The cognitive performance of each participant was assessed three times a day, and the data obtained was similar between participants on the split-sleep schedule and continuous sleep schedule, without significant differences in cognitive function, alertness, and mood.
In other words, the findings of this study suggest that such split sleep schedules that include structured naps in the afternoon may be practical solutions for students who are unable to get the full eight hours of sleep per night.
This study, among four other previous ones, is part of a series of “Need for Sleep” studies. Previous investigations by the team of researchers examined the neurocognitive and neurobehavioral effects of different sleep schedules in adolescents. The team’s past findings also revealed valuable information about sleep requirements in adolescents and the effect of sleep patterns on cognitive performance.

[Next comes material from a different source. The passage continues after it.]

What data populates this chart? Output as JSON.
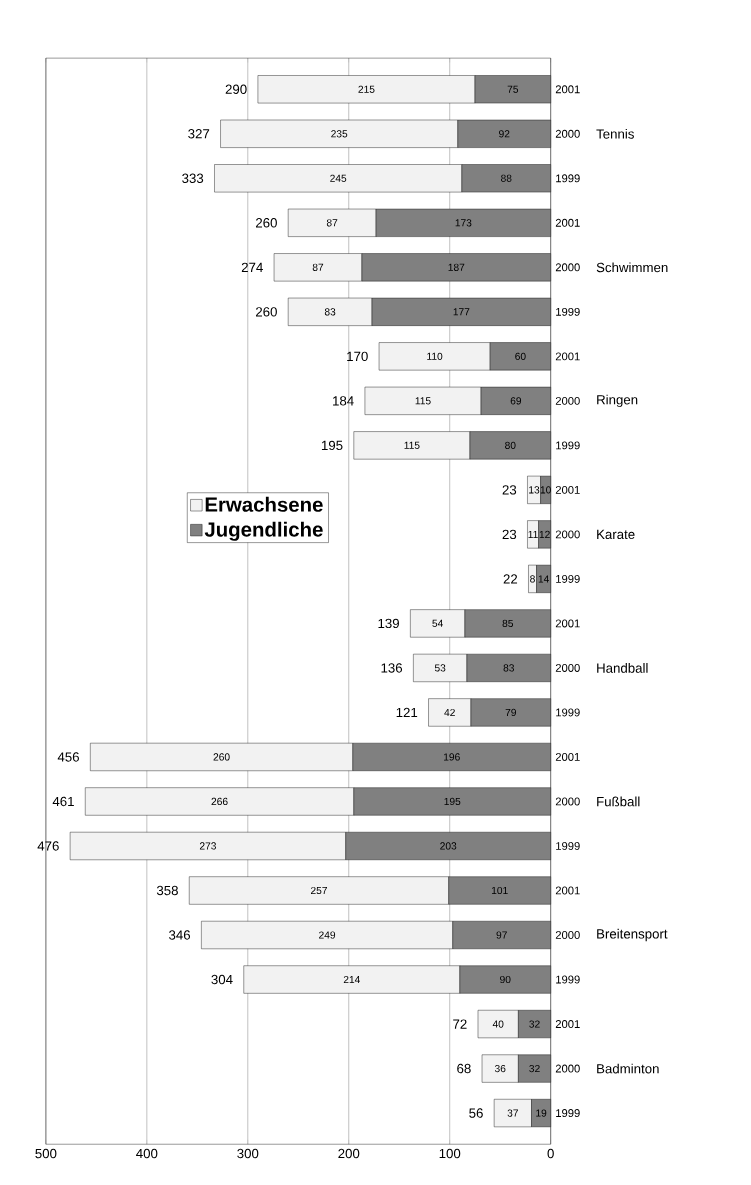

Specifically, this series of studies demonstrated that when the total number of hours of sleep per day is decreased, naps can help to alleviate the negative effects suffered, but cannot fully restore the effects of insufficient sleep, even in high performing students. Interestingly, cognitive performance could be preserved, but with consequences to glucose metabolism and possibly other metabolic processes. Therefore, these studies suggest that the best way to preserve cognitive function is to ensure that one gets sufficient sleep over the day.
All of this seems to indicate that structured afternoon naps may be beneficial in the restoration of cognitive function, alertness, and mood in individuals who do not get enough sleep at night, as long as one gets the recommended number of hours of sleep over the entire day.
Professor Michael Chee, Director of the Centre for Sleep and Cognition at the Yong Loo Lin School of Medicine in NUS, remarks that “prior to modern ‘advancements’, taking a mid-afternoon nap was common in East Asia. Ironically, it may take 21st Century ‘rediscovery’ to restore a practice that might well have been discovered through empirical means centuries ago.”
Perhaps the key to greater productivity could be taking time off in the middle of the day to get some shut-eye.